Wednesday, April 21, 2021

True Christianity and the Imputation of Works

"What have you that you did not receive? If then you received it, why do you boast as if you had not received it?" (1Cor. 4:7). 

All non-Christian religions advocate some form of salvation by works. They say, "Change your behavior, and then your deity will love you." And this isn't just professing non-Christian religions. Many pseudo-Christians say some variation of the same thing. For example, the Roman Catholic Council of Trent, in


Canon XX (1547), said, " If any one shall say, that a man who is justified and how perfect soever, is not bound to the observance of the commandments of God and of the Church, but only to believe; as if, forsooth, the Gospel were a bare and absolute promise of eternal life, without the condition of observation of the commandments; let him be anathema."  

Yet, in the verse above, the Apostle Paul denies the very thing asserted by Trent.
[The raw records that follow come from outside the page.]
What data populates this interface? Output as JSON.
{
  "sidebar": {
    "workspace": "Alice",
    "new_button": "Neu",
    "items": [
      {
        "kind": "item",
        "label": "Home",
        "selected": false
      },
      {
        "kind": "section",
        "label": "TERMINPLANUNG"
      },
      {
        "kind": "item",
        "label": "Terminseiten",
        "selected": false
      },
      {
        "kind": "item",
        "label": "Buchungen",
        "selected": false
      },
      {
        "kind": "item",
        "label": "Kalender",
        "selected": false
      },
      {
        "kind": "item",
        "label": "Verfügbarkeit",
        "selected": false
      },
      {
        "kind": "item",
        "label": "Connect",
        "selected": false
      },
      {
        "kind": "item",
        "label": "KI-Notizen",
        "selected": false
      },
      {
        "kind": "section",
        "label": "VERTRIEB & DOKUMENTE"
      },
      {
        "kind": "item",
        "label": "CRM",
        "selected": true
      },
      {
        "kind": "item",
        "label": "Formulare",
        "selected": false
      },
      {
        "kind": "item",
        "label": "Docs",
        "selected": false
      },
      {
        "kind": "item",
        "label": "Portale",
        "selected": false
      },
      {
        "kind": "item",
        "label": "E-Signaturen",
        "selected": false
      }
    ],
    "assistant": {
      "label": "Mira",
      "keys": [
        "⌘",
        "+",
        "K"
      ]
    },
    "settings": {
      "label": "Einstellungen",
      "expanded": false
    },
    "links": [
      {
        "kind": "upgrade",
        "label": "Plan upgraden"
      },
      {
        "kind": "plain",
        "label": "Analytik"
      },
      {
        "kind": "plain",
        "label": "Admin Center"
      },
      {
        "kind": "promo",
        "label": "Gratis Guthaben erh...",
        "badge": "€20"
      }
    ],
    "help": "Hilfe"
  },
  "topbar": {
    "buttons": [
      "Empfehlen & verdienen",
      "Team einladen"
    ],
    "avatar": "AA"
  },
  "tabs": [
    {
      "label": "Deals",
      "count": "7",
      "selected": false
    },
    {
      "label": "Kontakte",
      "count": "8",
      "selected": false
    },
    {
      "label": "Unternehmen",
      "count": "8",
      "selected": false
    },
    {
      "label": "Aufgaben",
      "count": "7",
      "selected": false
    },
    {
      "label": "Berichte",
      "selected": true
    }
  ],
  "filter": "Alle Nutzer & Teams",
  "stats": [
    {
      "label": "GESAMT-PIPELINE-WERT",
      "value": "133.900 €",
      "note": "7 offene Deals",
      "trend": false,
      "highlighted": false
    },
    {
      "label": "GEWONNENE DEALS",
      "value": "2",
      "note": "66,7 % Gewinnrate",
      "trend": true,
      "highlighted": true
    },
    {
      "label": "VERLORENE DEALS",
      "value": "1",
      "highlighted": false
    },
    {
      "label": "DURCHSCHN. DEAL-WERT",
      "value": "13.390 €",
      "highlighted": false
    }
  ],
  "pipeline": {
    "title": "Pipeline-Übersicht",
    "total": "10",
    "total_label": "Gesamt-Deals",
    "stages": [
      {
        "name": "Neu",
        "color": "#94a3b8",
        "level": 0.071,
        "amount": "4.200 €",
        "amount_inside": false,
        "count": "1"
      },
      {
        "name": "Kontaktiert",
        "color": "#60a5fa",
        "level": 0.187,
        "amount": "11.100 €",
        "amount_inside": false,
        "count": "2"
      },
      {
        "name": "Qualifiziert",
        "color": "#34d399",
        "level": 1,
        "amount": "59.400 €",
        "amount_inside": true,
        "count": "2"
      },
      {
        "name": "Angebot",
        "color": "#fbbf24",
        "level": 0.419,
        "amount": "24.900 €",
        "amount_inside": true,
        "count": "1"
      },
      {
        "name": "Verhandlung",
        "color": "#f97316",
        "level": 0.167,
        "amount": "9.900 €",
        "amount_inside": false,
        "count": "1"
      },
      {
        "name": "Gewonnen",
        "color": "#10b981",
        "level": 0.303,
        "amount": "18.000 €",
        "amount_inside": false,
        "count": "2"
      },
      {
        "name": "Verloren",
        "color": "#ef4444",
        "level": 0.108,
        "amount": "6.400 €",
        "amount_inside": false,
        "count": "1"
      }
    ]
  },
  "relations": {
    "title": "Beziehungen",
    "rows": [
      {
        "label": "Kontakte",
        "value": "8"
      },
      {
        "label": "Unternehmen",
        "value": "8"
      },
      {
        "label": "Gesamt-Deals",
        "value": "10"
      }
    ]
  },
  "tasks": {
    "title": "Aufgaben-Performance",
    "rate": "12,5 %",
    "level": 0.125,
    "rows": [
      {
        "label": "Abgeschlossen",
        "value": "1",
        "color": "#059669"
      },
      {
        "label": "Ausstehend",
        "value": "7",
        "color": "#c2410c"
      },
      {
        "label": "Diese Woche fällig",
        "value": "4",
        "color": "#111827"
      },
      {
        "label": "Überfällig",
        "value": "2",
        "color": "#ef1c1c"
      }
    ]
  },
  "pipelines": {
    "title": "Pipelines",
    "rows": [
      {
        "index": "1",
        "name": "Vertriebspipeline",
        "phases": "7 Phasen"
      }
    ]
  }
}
Justification is by grace alone through faith alone, apart from any works.  That is one side of the double imputation that occurs at the moment of true belief: the judgment due to our sins is transferred to our Surety, who paid for them on the cross. The other side is the imputation of His perfect works to the believer: "O LORD, You will ordain peace for us, for You have indeed done for us all our works" (Isaiah 26:12; see also II Corinthians 5:21 and Hebrews 13:20-21). 

Thus it is true that without holiness, no man shall see God (Hebrews 12:14). But, as Paul says, it is not a holiness produced by the man but which is imputed to him from Jesus by grace alone through faith alone. So, that same Paul is cursed according to Trent.